Nothing can be compared to the carefree life of a college student. Nothing. It is the most egocentric point in a person’s life. All that matters is studying and socializing. Sure, many students get involved in clubs and sports, but they are still chosen because they are something the college student wants to do, not because he has to do it.
For many students, college becomes even more exciting when a group gets together to rent a house. Nothing is so glamorous than a college house. Sure, the plumbing is substandard, the heating is forty years old, and the windows don’t exactly lock, but it is complete independence. Without true adult supervision, it allows the college student to feel self-sufficient. The best part is that no one cares about the mounds of dishes in the sink; no one cares that the floors haven’t been washed in two months; no one cares if your room is covered with clothes. Yep, living in a college house allows for freewheeling liberation without any real rules.
However, as anyone who has ever lived in a college house can attest, the school year always draws to a close, and suddenly, the house needs to be cleaned. Slowly, the house begins to resemble a house again: floors are swept and mopped, carpets are vacuumed, the shower is scrubbed. The last job is always to clean out the refrigerator. Oh, you don’t know about the college refrigerator? Anyone who has ever cleaned out a college refrigerator will testify most are probably public health concerns. Seemingly, someone should call Hazmat; who knows what vile nine-month old food item will suddenly appear?
Yesterday, I happened to move a two-pound bag of cheese in my own refrigerator, and I was startled by a plastic container. It had what appeared to be sauce in it. That’s strange, I thought to myself. Why would Tom have thrown away a jar and put sauce into a plastic container?
Then it hit me! I recently made chicken parmesan and this package contained the leftovers. How long ago did I make chicken parm? Well… it was the night Carson went to cheerleading and Lizzie had dance. So, it had to have been last Thursday. No wait, we had tacos last Thursday. Oh my gosh, this container is two weeks old!

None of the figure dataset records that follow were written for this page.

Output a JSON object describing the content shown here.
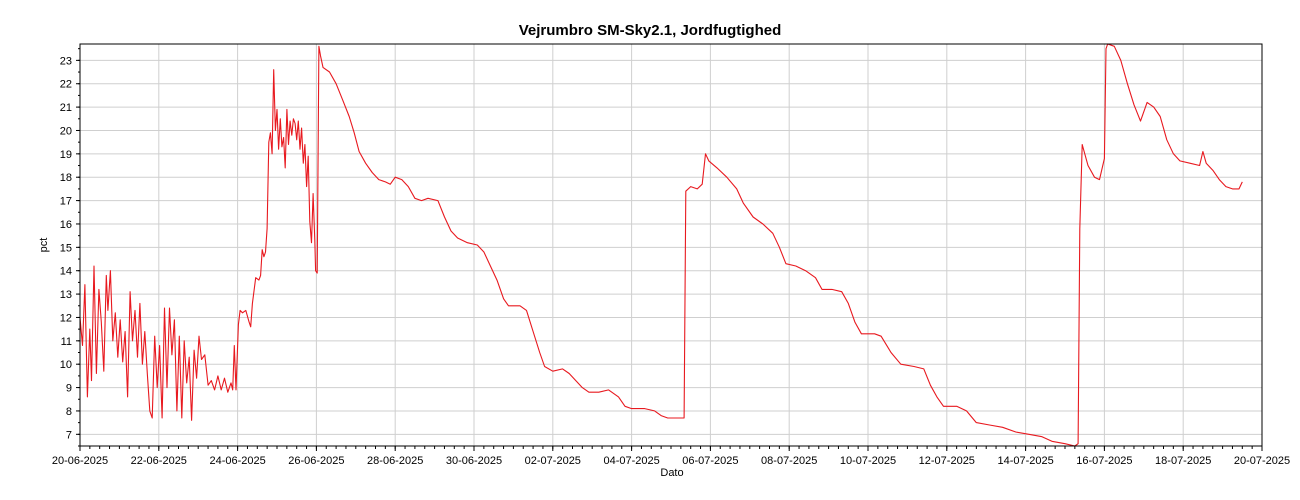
{
  "chart_data": {
    "type": "line",
    "title": "Vejrumbro SM-Sky2.1, Jordfugtighed",
    "xlabel": "Dato",
    "ylabel": "pct",
    "x_tick_labels": [
      "20-06-2025",
      "22-06-2025",
      "24-06-2025",
      "26-06-2025",
      "28-06-2025",
      "30-06-2025",
      "02-07-2025",
      "04-07-2025",
      "06-07-2025",
      "08-07-2025",
      "10-07-2025",
      "12-07-2025",
      "14-07-2025",
      "16-07-2025",
      "18-07-2025",
      "20-07-2025"
    ],
    "y_tick_labels": [
      "7",
      "8",
      "9",
      "10",
      "11",
      "12",
      "13",
      "14",
      "15",
      "16",
      "17",
      "18",
      "19",
      "20",
      "21",
      "22",
      "23"
    ],
    "xlim": [
      "2025-06-20",
      "2025-07-20"
    ],
    "ylim": [
      6.5,
      23.7
    ],
    "grid": true,
    "legend": "none",
    "color": "#e8191f",
    "series": [
      {
        "points": [
          [
            "2025-06-20 00:00",
            12.0
          ],
          [
            "2025-06-20 01:30",
            10.8
          ],
          [
            "2025-06-20 03:00",
            13.4
          ],
          [
            "2025-06-20 04:30",
            8.6
          ],
          [
            "2025-06-20 06:00",
            11.5
          ],
          [
            "2025-06-20 07:00",
            9.3
          ],
          [
            "2025-06-20 08:30",
            14.2
          ],
          [
            "2025-06-20 10:00",
            9.6
          ],
          [
            "2025-06-20 11:30",
            13.2
          ],
          [
            "2025-06-20 13:00",
            11.8
          ],
          [
            "2025-06-20 14:30",
            9.7
          ],
          [
            "2025-06-20 16:00",
            13.8
          ],
          [
            "2025-06-20 17:00",
            12.3
          ],
          [
            "2025-06-20 18:30",
            14.0
          ],
          [
            "2025-06-20 20:00",
            11.0
          ],
          [
            "2025-06-20 21:30",
            12.2
          ],
          [
            "2025-06-20 23:00",
            10.3
          ],
          [
            "2025-06-21 00:30",
            11.9
          ],
          [
            "2025-06-21 02:00",
            10.1
          ],
          [
            "2025-06-21 03:30",
            11.4
          ],
          [
            "2025-06-21 05:00",
            8.6
          ],
          [
            "2025-06-21 06:30",
            13.1
          ],
          [
            "2025-06-21 08:00",
            11.0
          ],
          [
            "2025-06-21 09:30",
            12.3
          ],
          [
            "2025-06-21 11:00",
            10.3
          ],
          [
            "2025-06-21 12:30",
            12.6
          ],
          [
            "2025-06-21 14:00",
            10.0
          ],
          [
            "2025-06-21 15:30",
            11.4
          ],
          [
            "2025-06-21 17:00",
            9.6
          ],
          [
            "2025-06-21 18:30",
            8.0
          ],
          [
            "2025-06-21 20:00",
            7.7
          ],
          [
            "2025-06-21 21:30",
            11.2
          ],
          [
            "2025-06-21 23:00",
            9.0
          ],
          [
            "2025-06-22 00:30",
            10.8
          ],
          [
            "2025-06-22 02:00",
            7.7
          ],
          [
            "2025-06-22 03:30",
            12.4
          ],
          [
            "2025-06-22 05:00",
            9.0
          ],
          [
            "2025-06-22 06:30",
            12.4
          ],
          [
            "2025-06-22 08:00",
            10.4
          ],
          [
            "2025-06-22 09:30",
            11.9
          ],
          [
            "2025-06-22 11:00",
            8.0
          ],
          [
            "2025-06-22 12:30",
            11.2
          ],
          [
            "2025-06-22 14:00",
            7.7
          ],
          [
            "2025-06-22 15:30",
            11.0
          ],
          [
            "2025-06-22 17:00",
            9.2
          ],
          [
            "2025-06-22 18:30",
            10.3
          ],
          [
            "2025-06-22 20:00",
            7.6
          ],
          [
            "2025-06-22 21:30",
            10.6
          ],
          [
            "2025-06-22 23:00",
            9.4
          ],
          [
            "2025-06-23 00:30",
            11.2
          ],
          [
            "2025-06-23 02:00",
            10.2
          ],
          [
            "2025-06-23 04:00",
            10.4
          ],
          [
            "2025-06-23 06:00",
            9.1
          ],
          [
            "2025-06-23 08:00",
            9.3
          ],
          [
            "2025-06-23 10:00",
            8.9
          ],
          [
            "2025-06-23 12:00",
            9.5
          ],
          [
            "2025-06-23 14:00",
            8.9
          ],
          [
            "2025-06-23 16:00",
            9.4
          ],
          [
            "2025-06-23 18:00",
            8.8
          ],
          [
            "2025-06-23 20:00",
            9.2
          ],
          [
            "2025-06-23 21:00",
            8.9
          ],
          [
            "2025-06-23 22:00",
            10.8
          ],
          [
            "2025-06-23 23:00",
            8.9
          ],
          [
            "2025-06-24 00:30",
            11.7
          ],
          [
            "2025-06-24 01:30",
            12.3
          ],
          [
            "2025-06-24 03:00",
            12.2
          ],
          [
            "2025-06-24 05:00",
            12.3
          ],
          [
            "2025-06-24 07:00",
            11.8
          ],
          [
            "2025-06-24 08:00",
            11.6
          ],
          [
            "2025-06-24 09:00",
            12.6
          ],
          [
            "2025-06-24 11:00",
            13.7
          ],
          [
            "2025-06-24 13:00",
            13.6
          ],
          [
            "2025-06-24 14:00",
            13.8
          ],
          [
            "2025-06-24 15:00",
            14.9
          ],
          [
            "2025-06-24 16:00",
            14.6
          ],
          [
            "2025-06-24 17:00",
            14.8
          ],
          [
            "2025-06-24 18:00",
            15.8
          ],
          [
            "2025-06-24 19:00",
            19.5
          ],
          [
            "2025-06-24 20:00",
            19.9
          ],
          [
            "2025-06-24 21:00",
            19.0
          ],
          [
            "2025-06-24 22:00",
            22.6
          ],
          [
            "2025-06-24 23:00",
            20.0
          ],
          [
            "2025-06-25 00:00",
            20.9
          ],
          [
            "2025-06-25 01:00",
            19.2
          ],
          [
            "2025-06-25 02:00",
            20.5
          ],
          [
            "2025-06-25 03:00",
            19.3
          ],
          [
            "2025-06-25 04:00",
            19.7
          ],
          [
            "2025-06-25 05:00",
            18.4
          ],
          [
            "2025-06-25 06:00",
            20.9
          ],
          [
            "2025-06-25 07:00",
            19.4
          ],
          [
            "2025-06-25 08:00",
            20.4
          ],
          [
            "2025-06-25 09:00",
            19.8
          ],
          [
            "2025-06-25 10:00",
            20.5
          ],
          [
            "2025-06-25 11:00",
            20.3
          ],
          [
            "2025-06-25 12:00",
            19.6
          ],
          [
            "2025-06-25 13:00",
            20.4
          ],
          [
            "2025-06-25 14:00",
            19.2
          ],
          [
            "2025-06-25 15:00",
            20.1
          ],
          [
            "2025-06-25 16:00",
            18.6
          ],
          [
            "2025-06-25 17:00",
            19.4
          ],
          [
            "2025-06-25 18:00",
            17.6
          ],
          [
            "2025-06-25 19:00",
            18.9
          ],
          [
            "2025-06-25 20:00",
            16.1
          ],
          [
            "2025-06-25 21:00",
            15.2
          ],
          [
            "2025-06-25 22:00",
            17.3
          ],
          [
            "2025-06-25 23:00",
            15.3
          ],
          [
            "2025-06-25 23:30",
            14.0
          ],
          [
            "2025-06-26 00:30",
            13.9
          ],
          [
            "2025-06-26 01:30",
            23.6
          ],
          [
            "2025-06-26 02:30",
            23.2
          ],
          [
            "2025-06-26 04:00",
            22.7
          ],
          [
            "2025-06-26 08:00",
            22.5
          ],
          [
            "2025-06-26 12:00",
            22.0
          ],
          [
            "2025-06-26 16:00",
            21.3
          ],
          [
            "2025-06-26 20:00",
            20.6
          ],
          [
            "2025-06-26 23:00",
            19.9
          ],
          [
            "2025-06-27 02:00",
            19.1
          ],
          [
            "2025-06-27 06:00",
            18.6
          ],
          [
            "2025-06-27 10:00",
            18.2
          ],
          [
            "2025-06-27 14:00",
            17.9
          ],
          [
            "2025-06-27 18:00",
            17.8
          ],
          [
            "2025-06-27 21:00",
            17.7
          ],
          [
            "2025-06-28 00:00",
            18.0
          ],
          [
            "2025-06-28 04:00",
            17.9
          ],
          [
            "2025-06-28 08:00",
            17.6
          ],
          [
            "2025-06-28 12:00",
            17.1
          ],
          [
            "2025-06-28 16:00",
            17.0
          ],
          [
            "2025-06-28 20:00",
            17.1
          ],
          [
            "2025-06-29 02:00",
            17.0
          ],
          [
            "2025-06-29 06:00",
            16.3
          ],
          [
            "2025-06-29 10:00",
            15.7
          ],
          [
            "2025-06-29 14:00",
            15.4
          ],
          [
            "2025-06-29 20:00",
            15.2
          ],
          [
            "2025-06-30 02:00",
            15.1
          ],
          [
            "2025-06-30 06:00",
            14.8
          ],
          [
            "2025-06-30 10:00",
            14.2
          ],
          [
            "2025-06-30 14:00",
            13.6
          ],
          [
            "2025-06-30 18:00",
            12.8
          ],
          [
            "2025-06-30 21:00",
            12.5
          ],
          [
            "2025-07-01 04:00",
            12.5
          ],
          [
            "2025-07-01 08:00",
            12.3
          ],
          [
            "2025-07-01 12:00",
            11.4
          ],
          [
            "2025-07-01 16:00",
            10.5
          ],
          [
            "2025-07-01 19:00",
            9.9
          ],
          [
            "2025-07-02 00:00",
            9.7
          ],
          [
            "2025-07-02 06:00",
            9.8
          ],
          [
            "2025-07-02 10:00",
            9.6
          ],
          [
            "2025-07-02 14:00",
            9.3
          ],
          [
            "2025-07-02 18:00",
            9.0
          ],
          [
            "2025-07-02 22:00",
            8.8
          ],
          [
            "2025-07-03 04:00",
            8.8
          ],
          [
            "2025-07-03 10:00",
            8.9
          ],
          [
            "2025-07-03 16:00",
            8.6
          ],
          [
            "2025-07-03 20:00",
            8.2
          ],
          [
            "2025-07-04 00:00",
            8.1
          ],
          [
            "2025-07-04 08:00",
            8.1
          ],
          [
            "2025-07-04 14:00",
            8.0
          ],
          [
            "2025-07-04 18:00",
            7.8
          ],
          [
            "2025-07-04 22:00",
            7.7
          ],
          [
            "2025-07-05 08:00",
            7.7
          ],
          [
            "2025-07-05 09:00",
            17.4
          ],
          [
            "2025-07-05 12:00",
            17.6
          ],
          [
            "2025-07-05 16:00",
            17.5
          ],
          [
            "2025-07-05 19:00",
            17.7
          ],
          [
            "2025-07-05 21:00",
            19.0
          ],
          [
            "2025-07-05 23:00",
            18.7
          ],
          [
            "2025-07-06 04:00",
            18.4
          ],
          [
            "2025-07-06 10:00",
            18.0
          ],
          [
            "2025-07-06 16:00",
            17.5
          ],
          [
            "2025-07-06 20:00",
            16.9
          ],
          [
            "2025-07-07 02:00",
            16.3
          ],
          [
            "2025-07-07 08:00",
            16.0
          ],
          [
            "2025-07-07 14:00",
            15.6
          ],
          [
            "2025-07-07 18:00",
            15.0
          ],
          [
            "2025-07-07 22:00",
            14.3
          ],
          [
            "2025-07-08 04:00",
            14.2
          ],
          [
            "2025-07-08 10:00",
            14.0
          ],
          [
            "2025-07-08 16:00",
            13.7
          ],
          [
            "2025-07-08 20:00",
            13.2
          ],
          [
            "2025-07-09 02:00",
            13.2
          ],
          [
            "2025-07-09 08:00",
            13.1
          ],
          [
            "2025-07-09 12:00",
            12.6
          ],
          [
            "2025-07-09 16:00",
            11.8
          ],
          [
            "2025-07-09 20:00",
            11.3
          ],
          [
            "2025-07-10 04:00",
            11.3
          ],
          [
            "2025-07-10 08:00",
            11.2
          ],
          [
            "2025-07-10 14:00",
            10.5
          ],
          [
            "2025-07-10 20:00",
            10.0
          ],
          [
            "2025-07-11 04:00",
            9.9
          ],
          [
            "2025-07-11 10:00",
            9.8
          ],
          [
            "2025-07-11 14:00",
            9.1
          ],
          [
            "2025-07-11 18:00",
            8.6
          ],
          [
            "2025-07-11 22:00",
            8.2
          ],
          [
            "2025-07-12 06:00",
            8.2
          ],
          [
            "2025-07-12 12:00",
            8.0
          ],
          [
            "2025-07-12 18:00",
            7.5
          ],
          [
            "2025-07-13 02:00",
            7.4
          ],
          [
            "2025-07-13 10:00",
            7.3
          ],
          [
            "2025-07-13 18:00",
            7.1
          ],
          [
            "2025-07-14 02:00",
            7.0
          ],
          [
            "2025-07-14 10:00",
            6.9
          ],
          [
            "2025-07-14 16:00",
            6.7
          ],
          [
            "2025-07-15 00:00",
            6.6
          ],
          [
            "2025-07-15 06:00",
            6.5
          ],
          [
            "2025-07-15 08:00",
            6.6
          ],
          [
            "2025-07-15 09:00",
            15.8
          ],
          [
            "2025-07-15 10:30",
            19.4
          ],
          [
            "2025-07-15 14:00",
            18.5
          ],
          [
            "2025-07-15 18:00",
            18.0
          ],
          [
            "2025-07-15 21:00",
            17.9
          ],
          [
            "2025-07-16 00:00",
            18.8
          ],
          [
            "2025-07-16 01:00",
            23.5
          ],
          [
            "2025-07-16 02:00",
            23.7
          ],
          [
            "2025-07-16 06:00",
            23.6
          ],
          [
            "2025-07-16 10:00",
            23.0
          ],
          [
            "2025-07-16 14:00",
            22.0
          ],
          [
            "2025-07-16 18:00",
            21.1
          ],
          [
            "2025-07-16 22:00",
            20.4
          ],
          [
            "2025-07-17 02:00",
            21.2
          ],
          [
            "2025-07-17 06:00",
            21.0
          ],
          [
            "2025-07-17 10:00",
            20.6
          ],
          [
            "2025-07-17 14:00",
            19.6
          ],
          [
            "2025-07-17 18:00",
            19.0
          ],
          [
            "2025-07-17 22:00",
            18.7
          ],
          [
            "2025-07-18 04:00",
            18.6
          ],
          [
            "2025-07-18 10:00",
            18.5
          ],
          [
            "2025-07-18 12:00",
            19.1
          ],
          [
            "2025-07-18 14:00",
            18.6
          ],
          [
            "2025-07-18 18:00",
            18.3
          ],
          [
            "2025-07-18 22:00",
            17.9
          ],
          [
            "2025-07-19 02:00",
            17.6
          ],
          [
            "2025-07-19 06:00",
            17.5
          ],
          [
            "2025-07-19 10:00",
            17.5
          ],
          [
            "2025-07-19 12:00",
            17.8
          ]
        ]
      }
    ]
  }
}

The content was watery and slightly green.
When I cracked the lid, the odor was instantaneous. My olfactory system challenged my digestive system not to release the contents of my stomach. I shut the lid horrified. If this leftover had been in the refrigerator for two weeks, what other foulness was looming? I dragged the garbage can over, I grabbed the Lysol wipes, and I decided it was time to examine the contents of the refrigerator for other atrocities.
Near where I found the chicken parmesan on the same shelf toward the back of the refrigerator was a small vegetable bag and something was in it. I pulled it forward and found what looked like green beans that had contracted leprosy. Again, I tried to think back. I think the last time I bought green beans was when we went to the West Side Market. Yikes, that was well over a month ago!

I rummaged around and found a container of mashed potatoes. Oh that’s right, we ate mashies the same night we had chicken parmesan.

The color had mutated to a weird yellow.
The last horrible find was in the crisper. Usually, we are very good about eating all of our vegetables and making sure the crisper stays clean. Somehow, this bag got buried under the carrot bag. I am embarrassed to say that I found the most rancid husk of corn. It was so horrible that when I called Lizzie into the kitchen to jokingly ask her if she wantedto eat it, she screamed. (I am embarrassed to say, but the last time I bought corn on the cob was Labor Day weekend– this corn has been in my refrigerator since September 1st!)

It is so old, it looks like a dead fish!
I cleaned out the refrigerator. I wiped every shelf, every jar, every container.
I guess I have been to busy studying (work) and socializing (to be honest, I have!).
Note to self: clean out fridge the night before garbage day every week!
Glad you cleaned it out or we might have warmed it up and ate it.